A review of tonight's "Party Down" coming up just as soon as I get a hot dog's worth of your time...

"When people want less, they turn to us. What's bad for America is good for Party Down." -Bolus Lugozshe

The push-pull between dreams (everyone's hope of breaking into showbiz) and reality (everyone's horrifying gig with Party Down) is the key theme of "Party Down," and it appropriately takes over an episode where, once again, the team is attending a party rather than working it. Roman and Kyle can't resist challenging the Valhalla goons to a catering obstacle course. Henry wryly mocks them for doing a version of their awful jobs on their day off, but he also spends much of the episode contemplating the idea of really turning Party Down into a career by joining Uda in a new job at company HQ. Casey - who still has her dreams, and wants Henry to share them - is horrified by the idea that Henry would actually want stability and a 401K, as well as a relationship with a cold automaton like Uda and tries to distract herself by going toe to toe with Garland Greenbush for the company picnic all-around championship. And Ron tries to bounce back from the Soup 'R Crackers catastrophe by going after the same job that Lugozshe(*) has offered to Uda.

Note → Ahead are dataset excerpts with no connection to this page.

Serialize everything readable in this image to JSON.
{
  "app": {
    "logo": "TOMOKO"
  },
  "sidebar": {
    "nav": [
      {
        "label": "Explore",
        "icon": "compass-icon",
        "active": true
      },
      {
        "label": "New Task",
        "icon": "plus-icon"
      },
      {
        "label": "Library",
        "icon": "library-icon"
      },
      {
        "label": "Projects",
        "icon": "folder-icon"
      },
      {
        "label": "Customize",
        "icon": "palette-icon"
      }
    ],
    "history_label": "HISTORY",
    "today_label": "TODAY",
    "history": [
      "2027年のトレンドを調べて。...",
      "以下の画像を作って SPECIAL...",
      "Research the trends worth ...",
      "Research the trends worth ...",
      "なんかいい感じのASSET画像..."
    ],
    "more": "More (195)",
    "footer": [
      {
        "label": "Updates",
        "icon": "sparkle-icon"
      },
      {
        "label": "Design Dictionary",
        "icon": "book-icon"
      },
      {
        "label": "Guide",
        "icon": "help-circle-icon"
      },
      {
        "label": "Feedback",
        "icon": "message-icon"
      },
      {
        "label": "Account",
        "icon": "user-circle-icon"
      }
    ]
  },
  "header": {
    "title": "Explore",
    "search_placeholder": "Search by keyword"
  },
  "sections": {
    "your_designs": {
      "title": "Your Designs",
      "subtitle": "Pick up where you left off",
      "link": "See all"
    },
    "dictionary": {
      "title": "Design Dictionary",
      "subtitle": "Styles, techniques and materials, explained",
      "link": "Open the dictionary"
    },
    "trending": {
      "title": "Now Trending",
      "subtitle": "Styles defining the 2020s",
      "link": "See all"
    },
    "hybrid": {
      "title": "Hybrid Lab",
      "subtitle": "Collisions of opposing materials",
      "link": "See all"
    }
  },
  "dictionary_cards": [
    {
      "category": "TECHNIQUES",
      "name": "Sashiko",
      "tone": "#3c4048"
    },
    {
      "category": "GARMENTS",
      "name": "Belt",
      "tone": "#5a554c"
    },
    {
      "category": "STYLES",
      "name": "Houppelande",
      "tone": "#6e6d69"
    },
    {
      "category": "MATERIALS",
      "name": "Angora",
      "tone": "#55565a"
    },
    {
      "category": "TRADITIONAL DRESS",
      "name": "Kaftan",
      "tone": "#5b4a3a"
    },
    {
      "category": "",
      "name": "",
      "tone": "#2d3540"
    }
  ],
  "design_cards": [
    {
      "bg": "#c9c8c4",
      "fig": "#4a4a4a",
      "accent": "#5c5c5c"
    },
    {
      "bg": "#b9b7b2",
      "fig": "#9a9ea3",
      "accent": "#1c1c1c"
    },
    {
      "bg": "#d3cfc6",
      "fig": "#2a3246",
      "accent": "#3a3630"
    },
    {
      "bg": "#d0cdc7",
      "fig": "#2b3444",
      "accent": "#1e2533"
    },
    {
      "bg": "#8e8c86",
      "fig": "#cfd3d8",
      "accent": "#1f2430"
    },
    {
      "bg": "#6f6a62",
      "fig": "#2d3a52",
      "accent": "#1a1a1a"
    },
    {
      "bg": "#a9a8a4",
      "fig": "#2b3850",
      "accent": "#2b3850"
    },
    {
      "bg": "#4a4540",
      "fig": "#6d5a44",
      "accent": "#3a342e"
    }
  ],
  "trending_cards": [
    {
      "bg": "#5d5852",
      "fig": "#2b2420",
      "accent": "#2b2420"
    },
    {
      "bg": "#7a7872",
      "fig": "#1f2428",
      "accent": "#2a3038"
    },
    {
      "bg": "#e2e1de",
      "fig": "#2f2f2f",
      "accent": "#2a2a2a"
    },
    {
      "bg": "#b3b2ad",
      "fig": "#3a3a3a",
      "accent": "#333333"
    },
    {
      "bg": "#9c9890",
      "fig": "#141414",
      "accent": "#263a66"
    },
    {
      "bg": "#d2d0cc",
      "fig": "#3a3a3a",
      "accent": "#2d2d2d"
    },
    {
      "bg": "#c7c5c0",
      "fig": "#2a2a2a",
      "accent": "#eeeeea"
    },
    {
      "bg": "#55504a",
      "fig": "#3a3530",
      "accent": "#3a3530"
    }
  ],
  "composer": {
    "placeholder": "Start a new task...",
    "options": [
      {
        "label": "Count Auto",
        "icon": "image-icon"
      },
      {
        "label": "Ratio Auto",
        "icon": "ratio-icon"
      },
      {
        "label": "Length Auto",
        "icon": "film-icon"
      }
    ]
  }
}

(*) Because Ken Jeong was busy with "Community" and all the other work that came his way  post-"Hangover," he wasn't available to come back this season, so Mr. Duk goes to jail for welfare fraud, and the great Michael Hitchcock begins a recurring role as the new boss.

Ultimately, dreams and reality come to a bit of a stalemate. Valhalla predictably walks all over Party Down in every competition (they even throw the obstacle course to humiliate Kyle and Roman) and Ron doesn't get the job, but Henry also breaks up with Uda and steps back from the idea of Party Down as a career, even quietly offering Ron the team leader gig back (but holding onto the raise and benefits for himself). And if Ron can't get Lugozshe to take him seriously, he at least clicks with his daughter Danielle - though in typical Ron fashion, it goes awry because she's engaged.

The episode was highlighted, unsurprisingly, by the return of Kristen Bell as Uda. John Enbom knows how funny she can be when playing a nasty character, and Uda has plenty of lines that are decent on the page - "Worse than Fred Durst's birthday?" or "What is it about more weiners that you do not understand?" - and then hilarious when they come out of her mouth. Yet what makes the episode really click is that Uda's not a two-dimensional villain. She's cold and overly competitive (the picture accompanying this post nicely captures her darker qualities), but she does like Henry, and she can tell that he's not really interested, and she's so lonely that she keeps trying to make it work anyway. "Party Down" mainly succeeds because it's a go-for-broke comedy that doesn't worry about the boundaries of good taste, but it also doesn't sell out its regular characters for the sake of jokes (Ron gets hit in the groin by Uda's kickball, but you also feel sympathetic for him as he tries to make his dreams come true and get the girl), and it's nice to see Enbom and Rob Thomas extend that sense of protectiveness to their old "Veronica Mars" star.

Casey's feud with Greenbush was also a funny, rare example of a Casey subplot that had virtually nothing to do with Henry, and suggests Casey could still work as a character in a hypothetical Henry-light third season(**). And for the second week in a row, we get Lydia feeling very much a part of the group, with her battling with Kyle for the soul (and income percentage) of daughter Escapade. There have been some complaints that Constance's absence has made Kyle seem dumber and more vapid than he was in season one, but I thought this episode achieved a nice balance with the character. Yes he's shallow and a bad actor, but he does understand parts of how the business works, and he wants to pass on that knowledge to an aspiring actress, and without wanting to get into her pants. (Though I found it particularly funny that he was so barely aware of her age that he asked what clubs she hangs out at.)

(**) In the latest development, CBS is reportedly on the verge of picking up Lizzy Caplan's sitcom pilot, but she won't be staying in it, which would leave her free to continue with the show. Based on the microscopic ratings, the new regime at Starz, and the loss of Jane Lynch, Adam Scott and Ryan Hansen, I'm not particularly optimistic, but you've gotta take the good news where you can get it.

All in all, another terrific episode as we prepare for the home stretch of season two. What did everybody else think?